When I interviewed Chicago legend Studs Terkel back in 2003, he wrapped up with a defiant line he'd been using in interviews for quite a while: "I don't intend to fade out, I intend to check out." True to his word, he worked right up to his death today at age 96; his latest book, P.S.: Further Thoughts From A Lifetime Of Listening, is due out in November.
It's hard for people outside of Chicago to understand exactly how much of a fixture Studs Terkel is to us here, or how much we feel like an era has ended. He's been a TV and radio personality, a sportscaster and DJ, an ad man, and a labor organizer, among many other jobs, but above all, he – like his longtime friend Mike Royko – was a writer who spent decades making journalism personal for the people of Chicago by telling their stories.
In a long string of books dating back to the 1960s, Terkel interviewed people from all walks of life about specific subjects, exploring the specificities and differences of their experiences with jobs, war, religion, politics, and much more, but also finding commonalities between them. He may be best-known for his Pulitzer-winner The Great War, or for Working, which later became a hit play, but one of his bravest books was Race a book of interviews in which ordinary people held forth on the taboo subject of ethnicity in America – theirs and others'.

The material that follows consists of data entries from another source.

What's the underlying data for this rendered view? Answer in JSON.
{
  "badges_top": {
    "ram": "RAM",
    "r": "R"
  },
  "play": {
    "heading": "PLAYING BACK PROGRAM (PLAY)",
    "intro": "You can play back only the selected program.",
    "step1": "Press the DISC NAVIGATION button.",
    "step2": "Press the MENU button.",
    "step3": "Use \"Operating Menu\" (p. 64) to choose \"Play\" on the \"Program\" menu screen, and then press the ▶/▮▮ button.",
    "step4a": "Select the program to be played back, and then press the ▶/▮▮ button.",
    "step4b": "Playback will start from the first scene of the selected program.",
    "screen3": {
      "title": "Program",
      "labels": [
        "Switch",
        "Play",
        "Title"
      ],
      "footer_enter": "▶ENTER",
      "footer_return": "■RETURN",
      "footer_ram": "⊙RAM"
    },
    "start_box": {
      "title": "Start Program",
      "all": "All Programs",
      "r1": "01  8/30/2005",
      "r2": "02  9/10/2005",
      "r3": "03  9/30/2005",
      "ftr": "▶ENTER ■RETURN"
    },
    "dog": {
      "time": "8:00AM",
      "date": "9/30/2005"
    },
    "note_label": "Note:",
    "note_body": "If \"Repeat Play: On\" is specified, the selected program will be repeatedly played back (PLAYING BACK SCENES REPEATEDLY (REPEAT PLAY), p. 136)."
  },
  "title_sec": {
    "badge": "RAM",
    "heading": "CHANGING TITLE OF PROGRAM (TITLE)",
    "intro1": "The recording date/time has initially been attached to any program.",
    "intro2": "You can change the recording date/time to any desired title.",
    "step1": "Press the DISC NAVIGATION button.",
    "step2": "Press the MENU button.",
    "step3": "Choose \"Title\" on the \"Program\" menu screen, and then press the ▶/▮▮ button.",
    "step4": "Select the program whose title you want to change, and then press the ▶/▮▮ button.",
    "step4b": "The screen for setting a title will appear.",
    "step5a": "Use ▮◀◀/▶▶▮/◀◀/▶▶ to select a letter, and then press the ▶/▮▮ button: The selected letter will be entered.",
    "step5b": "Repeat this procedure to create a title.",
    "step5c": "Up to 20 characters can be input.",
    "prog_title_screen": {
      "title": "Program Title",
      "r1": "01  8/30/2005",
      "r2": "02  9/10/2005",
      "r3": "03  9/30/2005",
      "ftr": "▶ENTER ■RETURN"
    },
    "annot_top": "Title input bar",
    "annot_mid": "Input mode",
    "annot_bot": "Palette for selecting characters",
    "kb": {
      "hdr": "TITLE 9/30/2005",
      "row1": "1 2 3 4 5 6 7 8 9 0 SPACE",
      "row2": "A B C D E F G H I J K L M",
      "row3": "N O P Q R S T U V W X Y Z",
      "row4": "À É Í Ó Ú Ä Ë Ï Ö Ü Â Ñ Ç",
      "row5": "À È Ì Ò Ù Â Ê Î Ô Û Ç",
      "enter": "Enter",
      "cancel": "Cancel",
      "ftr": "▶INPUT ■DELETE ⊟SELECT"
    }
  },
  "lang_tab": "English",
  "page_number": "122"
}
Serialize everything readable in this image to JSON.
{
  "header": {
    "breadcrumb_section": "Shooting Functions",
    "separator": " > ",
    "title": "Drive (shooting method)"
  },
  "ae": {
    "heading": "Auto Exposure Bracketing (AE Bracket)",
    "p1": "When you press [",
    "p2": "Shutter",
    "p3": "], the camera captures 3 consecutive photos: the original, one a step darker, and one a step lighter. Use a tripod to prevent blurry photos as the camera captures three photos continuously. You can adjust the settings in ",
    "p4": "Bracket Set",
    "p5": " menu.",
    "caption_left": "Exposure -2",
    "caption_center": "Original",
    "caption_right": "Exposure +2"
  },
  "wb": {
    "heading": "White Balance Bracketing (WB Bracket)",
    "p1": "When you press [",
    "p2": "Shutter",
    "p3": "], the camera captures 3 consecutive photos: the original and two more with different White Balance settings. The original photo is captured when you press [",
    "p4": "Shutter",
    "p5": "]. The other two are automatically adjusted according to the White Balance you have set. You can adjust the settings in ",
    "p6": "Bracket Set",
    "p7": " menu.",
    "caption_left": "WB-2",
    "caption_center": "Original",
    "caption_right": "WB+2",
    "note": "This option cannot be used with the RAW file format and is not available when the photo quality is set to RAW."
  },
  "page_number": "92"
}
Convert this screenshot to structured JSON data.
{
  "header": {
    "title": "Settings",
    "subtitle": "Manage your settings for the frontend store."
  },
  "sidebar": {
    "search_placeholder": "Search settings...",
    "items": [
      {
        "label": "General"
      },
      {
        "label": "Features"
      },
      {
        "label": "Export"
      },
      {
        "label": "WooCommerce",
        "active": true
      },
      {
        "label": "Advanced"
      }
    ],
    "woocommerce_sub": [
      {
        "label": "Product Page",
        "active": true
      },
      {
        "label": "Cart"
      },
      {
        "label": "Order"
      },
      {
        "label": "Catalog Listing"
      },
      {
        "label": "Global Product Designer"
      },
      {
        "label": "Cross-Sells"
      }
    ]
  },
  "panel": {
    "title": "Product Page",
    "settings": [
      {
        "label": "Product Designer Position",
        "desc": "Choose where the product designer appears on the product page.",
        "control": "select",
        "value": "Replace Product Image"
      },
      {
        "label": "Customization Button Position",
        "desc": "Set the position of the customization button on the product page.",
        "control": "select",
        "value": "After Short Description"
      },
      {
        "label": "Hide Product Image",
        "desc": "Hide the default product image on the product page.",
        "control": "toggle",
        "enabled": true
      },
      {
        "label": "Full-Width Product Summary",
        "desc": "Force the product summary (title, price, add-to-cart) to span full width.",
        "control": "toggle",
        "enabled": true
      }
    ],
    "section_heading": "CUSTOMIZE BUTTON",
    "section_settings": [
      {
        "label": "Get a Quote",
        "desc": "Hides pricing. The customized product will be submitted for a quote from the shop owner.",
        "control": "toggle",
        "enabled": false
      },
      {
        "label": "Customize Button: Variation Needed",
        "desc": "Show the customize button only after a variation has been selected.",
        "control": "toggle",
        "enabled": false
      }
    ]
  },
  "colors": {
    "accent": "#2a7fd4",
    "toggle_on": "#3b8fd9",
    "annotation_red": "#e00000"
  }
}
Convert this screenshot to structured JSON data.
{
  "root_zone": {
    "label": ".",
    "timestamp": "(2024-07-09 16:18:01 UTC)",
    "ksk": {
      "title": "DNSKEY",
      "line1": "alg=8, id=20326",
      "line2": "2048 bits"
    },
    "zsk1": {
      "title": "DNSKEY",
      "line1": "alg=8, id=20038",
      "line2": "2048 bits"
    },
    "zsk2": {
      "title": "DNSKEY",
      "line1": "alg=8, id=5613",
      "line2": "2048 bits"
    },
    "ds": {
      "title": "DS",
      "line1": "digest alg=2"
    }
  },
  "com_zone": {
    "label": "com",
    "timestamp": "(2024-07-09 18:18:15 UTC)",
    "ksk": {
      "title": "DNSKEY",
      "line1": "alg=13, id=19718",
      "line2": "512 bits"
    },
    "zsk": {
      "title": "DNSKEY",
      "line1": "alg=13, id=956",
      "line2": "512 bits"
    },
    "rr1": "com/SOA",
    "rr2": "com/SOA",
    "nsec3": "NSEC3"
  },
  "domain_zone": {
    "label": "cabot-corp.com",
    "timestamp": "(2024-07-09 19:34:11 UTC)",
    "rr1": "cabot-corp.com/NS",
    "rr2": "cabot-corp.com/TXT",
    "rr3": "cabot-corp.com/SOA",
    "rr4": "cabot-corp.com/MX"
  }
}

Studs had a widely varied and colorful career of the kind everyone else in his field can only hope for, and he was a hilarious and warm-hearted man who will be deeply missed. We knew he was aging and in increasingly poor health, but on some level, we still all hoped he was immortal; so much about him summed up what we love about this city, and he was one of the voices who most helped define it over the last 50 years.